The dream dissolved, like raindrops washing away peddler chalk on a sidewalk. Evangeline fought to hold on to it. She wanted to know how it ended. But the harder she tried to remain in the dream, the more it began to fade, until she couldn’t remember what she’d been dreaming at all.
* * *
Everything hurt when she woke. She was no longer being held by hot arms or cold arms or any arms at all. She was on her back, every inch of her burning, aching, despite the softness of the bed she’d been placed in. Her eyes fluttered open slowly, adjusting to the light. There was just enough for Evangeline to see a set of heavy cagelike iron bars crisscrossing above her.
She jolted upright.
Her wounded shoulder screamed in pain, and she fell gracelessly back on the mattress.
“Welcome back, Princess.” The voice was velvet smooth, and it did not take long for Evangeline to identify the source.
Chaos, the Vampire Lord of Spies and Assassins, leaned casually against one dark bedpost with the ease of a being that had nothing to fear.
Evangeline tried to muster a bit of bravado, but she felt instantly immobilized. She now knew why there were cagelike bars over her bed. She was in Chaos’s underground castle.

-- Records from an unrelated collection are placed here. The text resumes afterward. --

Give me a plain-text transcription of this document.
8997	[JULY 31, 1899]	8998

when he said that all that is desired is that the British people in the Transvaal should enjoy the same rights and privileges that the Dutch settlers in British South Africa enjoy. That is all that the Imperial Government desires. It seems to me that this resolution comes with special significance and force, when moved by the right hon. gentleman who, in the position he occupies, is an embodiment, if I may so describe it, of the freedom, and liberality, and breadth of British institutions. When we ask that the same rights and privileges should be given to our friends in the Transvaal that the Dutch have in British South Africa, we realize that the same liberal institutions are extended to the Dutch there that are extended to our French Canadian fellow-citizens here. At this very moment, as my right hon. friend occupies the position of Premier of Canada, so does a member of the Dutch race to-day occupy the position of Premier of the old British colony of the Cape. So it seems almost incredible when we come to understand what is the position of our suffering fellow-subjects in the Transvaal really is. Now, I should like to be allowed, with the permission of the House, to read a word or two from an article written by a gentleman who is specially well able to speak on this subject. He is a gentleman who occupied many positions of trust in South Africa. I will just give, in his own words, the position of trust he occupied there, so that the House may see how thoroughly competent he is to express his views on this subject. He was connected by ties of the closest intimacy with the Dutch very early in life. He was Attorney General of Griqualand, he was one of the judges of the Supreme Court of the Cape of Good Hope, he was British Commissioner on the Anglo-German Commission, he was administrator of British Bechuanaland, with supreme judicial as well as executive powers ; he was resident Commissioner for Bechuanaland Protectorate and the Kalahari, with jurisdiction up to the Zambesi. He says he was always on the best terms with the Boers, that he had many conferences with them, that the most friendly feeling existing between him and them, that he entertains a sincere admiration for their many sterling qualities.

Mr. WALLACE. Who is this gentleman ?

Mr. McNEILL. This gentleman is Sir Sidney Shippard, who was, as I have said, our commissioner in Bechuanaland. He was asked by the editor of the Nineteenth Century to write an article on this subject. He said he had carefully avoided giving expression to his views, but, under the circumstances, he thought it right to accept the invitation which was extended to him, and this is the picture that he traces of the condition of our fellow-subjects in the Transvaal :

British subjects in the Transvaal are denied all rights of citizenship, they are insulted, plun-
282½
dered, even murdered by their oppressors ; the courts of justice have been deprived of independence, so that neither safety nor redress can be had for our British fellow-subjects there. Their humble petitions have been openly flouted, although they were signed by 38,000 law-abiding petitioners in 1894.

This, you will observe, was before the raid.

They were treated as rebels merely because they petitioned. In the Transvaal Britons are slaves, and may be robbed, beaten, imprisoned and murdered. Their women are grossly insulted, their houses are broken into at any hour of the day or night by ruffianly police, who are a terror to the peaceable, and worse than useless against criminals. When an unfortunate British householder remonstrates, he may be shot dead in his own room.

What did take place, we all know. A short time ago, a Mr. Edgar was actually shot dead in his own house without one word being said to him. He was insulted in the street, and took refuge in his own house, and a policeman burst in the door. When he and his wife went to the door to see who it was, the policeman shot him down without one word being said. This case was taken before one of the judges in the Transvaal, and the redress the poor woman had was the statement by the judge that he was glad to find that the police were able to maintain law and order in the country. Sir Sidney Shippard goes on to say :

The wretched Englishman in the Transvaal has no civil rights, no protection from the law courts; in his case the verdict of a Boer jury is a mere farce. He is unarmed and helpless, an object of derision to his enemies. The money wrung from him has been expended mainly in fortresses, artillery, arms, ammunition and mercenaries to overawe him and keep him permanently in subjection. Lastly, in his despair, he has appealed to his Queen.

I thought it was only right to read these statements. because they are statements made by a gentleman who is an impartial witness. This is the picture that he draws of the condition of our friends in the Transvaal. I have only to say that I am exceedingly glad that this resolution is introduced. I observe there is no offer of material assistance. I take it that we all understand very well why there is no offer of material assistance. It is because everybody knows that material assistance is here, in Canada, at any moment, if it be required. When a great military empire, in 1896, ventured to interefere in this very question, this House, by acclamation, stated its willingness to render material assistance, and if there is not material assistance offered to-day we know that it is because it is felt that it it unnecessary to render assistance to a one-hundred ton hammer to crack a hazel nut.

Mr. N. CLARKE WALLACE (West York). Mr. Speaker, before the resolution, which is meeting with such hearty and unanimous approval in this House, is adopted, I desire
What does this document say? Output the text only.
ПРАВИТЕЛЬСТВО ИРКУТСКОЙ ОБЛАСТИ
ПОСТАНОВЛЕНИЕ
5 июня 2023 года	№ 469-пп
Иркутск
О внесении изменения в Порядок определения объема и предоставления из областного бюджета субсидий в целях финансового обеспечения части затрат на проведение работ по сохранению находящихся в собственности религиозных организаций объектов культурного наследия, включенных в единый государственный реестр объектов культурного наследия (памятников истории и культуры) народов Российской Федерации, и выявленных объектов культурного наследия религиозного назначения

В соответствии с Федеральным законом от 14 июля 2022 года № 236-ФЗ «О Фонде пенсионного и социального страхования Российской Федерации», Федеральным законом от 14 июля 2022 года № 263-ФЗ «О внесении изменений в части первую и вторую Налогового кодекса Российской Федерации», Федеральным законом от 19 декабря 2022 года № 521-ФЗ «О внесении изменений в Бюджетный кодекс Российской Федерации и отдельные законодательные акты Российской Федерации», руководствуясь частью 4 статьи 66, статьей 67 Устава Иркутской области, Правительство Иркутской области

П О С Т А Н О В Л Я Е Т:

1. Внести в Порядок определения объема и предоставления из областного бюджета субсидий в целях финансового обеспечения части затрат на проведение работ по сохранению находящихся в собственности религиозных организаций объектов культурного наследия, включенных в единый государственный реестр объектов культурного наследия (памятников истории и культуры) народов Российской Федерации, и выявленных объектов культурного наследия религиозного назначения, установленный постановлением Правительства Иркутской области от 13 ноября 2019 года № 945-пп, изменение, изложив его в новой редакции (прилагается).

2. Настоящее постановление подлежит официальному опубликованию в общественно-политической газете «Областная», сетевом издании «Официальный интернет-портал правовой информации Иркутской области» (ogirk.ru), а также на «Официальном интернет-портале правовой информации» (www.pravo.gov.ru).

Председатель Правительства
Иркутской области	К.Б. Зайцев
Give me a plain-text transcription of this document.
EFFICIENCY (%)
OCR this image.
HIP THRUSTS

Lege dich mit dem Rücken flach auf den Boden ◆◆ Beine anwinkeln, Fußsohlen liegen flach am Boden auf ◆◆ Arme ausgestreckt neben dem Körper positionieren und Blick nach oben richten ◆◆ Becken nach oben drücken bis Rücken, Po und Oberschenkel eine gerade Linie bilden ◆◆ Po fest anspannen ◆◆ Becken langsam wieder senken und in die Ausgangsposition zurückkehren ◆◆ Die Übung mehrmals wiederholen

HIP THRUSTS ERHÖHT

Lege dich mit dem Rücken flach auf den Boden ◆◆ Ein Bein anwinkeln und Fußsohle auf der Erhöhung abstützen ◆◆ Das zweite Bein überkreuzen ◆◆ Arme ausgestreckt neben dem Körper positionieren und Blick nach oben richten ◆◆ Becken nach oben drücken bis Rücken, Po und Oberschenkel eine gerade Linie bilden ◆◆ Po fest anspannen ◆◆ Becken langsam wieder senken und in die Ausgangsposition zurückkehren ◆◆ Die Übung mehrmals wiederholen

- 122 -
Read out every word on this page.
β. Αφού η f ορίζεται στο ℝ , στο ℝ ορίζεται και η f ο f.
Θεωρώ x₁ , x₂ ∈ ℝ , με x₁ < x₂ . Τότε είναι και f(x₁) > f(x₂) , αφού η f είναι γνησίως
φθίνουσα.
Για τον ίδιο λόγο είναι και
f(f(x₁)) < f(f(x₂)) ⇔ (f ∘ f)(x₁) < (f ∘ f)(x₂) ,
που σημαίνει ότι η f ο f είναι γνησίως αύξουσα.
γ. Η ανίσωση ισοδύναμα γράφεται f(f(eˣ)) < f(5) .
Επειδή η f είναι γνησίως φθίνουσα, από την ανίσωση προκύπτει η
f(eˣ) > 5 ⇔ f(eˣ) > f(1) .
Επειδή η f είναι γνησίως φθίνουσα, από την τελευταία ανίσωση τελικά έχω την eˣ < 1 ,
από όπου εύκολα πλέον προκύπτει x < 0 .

Evangeline had only visited once before, but she vividly remembered all the human-size cages hanging amid the old-world elegance of the halls. She shuddered to think why she might be here.
Frantically, she sifted back through her memories. The last several hours were blurry, until she reached the moment right before she passed out. She’d been inside Wolf Hall, bleeding everywhere, and Jacks had said her name, Evangeline, not Little Fox. Then he’d said he was sorry. Was this why? Because he’d given her over to Chaos?
“Am I a prisoner?” she asked.
“You can leave anytime,” Chaos said. “But I doubt you’ll get far on that injured leg.” He nodded toward her wounded thigh.
The vampire’s face was impossible to read due to the cursed bronze helm he wore. It wrapped around his forehead and jaw, covering his mouth so that he could not bite her. Yet she still felt far from safe in his castle.
Evangeline gritted her teeth and looked about the room for an escape. It was around the size of her suite at Wolf Hall, with a fireplace full of candles, dark velvet lounges for sitting, and a dresser for clothes and jewels. It also had a great rounded door, but it was on the opposite end, a distance that seemed insurmountable with her wounded leg. But she could not stay in this bed. She needed to get out of here. She needed to figure out why Apollo had attacked her.
She didn’t believe that Apollo had wanted to hurt her. That was clearer to her now. He’d looked pained, anguished. He’d told her to run. He’d tried to save her before he’d tried to kill her. She needed to figure out why.
Evangeline started to push down her sheets, but stopped as she realized that her clothing had been removed. She was practically naked. Instinctively, she clutched the sheets tighter. She didn’t even want to contemplate who had undressed her. She wore nothing, save for a short, thin silk slip and the cloth bandages that wrapped around her wounded shoulder and thigh.
She couldn’t get out of bed like this. Chaos might not be able to bite her, but if they were in his lair, then other vampires could—and they probably would. Walking around in a scrap of silk felt like an open invitation.
“If I really can leave, then I’d like some clothes and shoes,” she said.
Chaos laughed softly, the sound deceptively young. He appeared just a few years older than she was, but Jacks had once told her that Chaos was as old as the North. “I may have exaggerated when I said you could leave at any time.”
The rounded door opened with a groan that betrayed its age. Then, silently, Jacks stepped inside.
Their eyes collided across the room. His gaze slowly lowered to the sheets that she held over her barely there slip. But then, before she even had time to blush, he looked away.
Evangeline felt a strange stab of disappointment as Jacks went back to tossing the shimmering black apple that he held in his hand.
The cloak he’d been wearing earlier was gone. She remembered that he’d carried her, but there was no blood on his soft gray doublet.
“Have you told her the good news?” he asked cheerfully.
“Not yet,” Chaos replied.
Evangeline divided a look between them. Confused did not begin to describe how she felt. Jacks loathed vampires—or at least that’s what she’d thought. The last time she’d been here with him, he’d seemed to hate every moment. Now Jacks appeared completely at ease, and the comfortable way that he and Chaos spoke made it seem as if they were almost friends.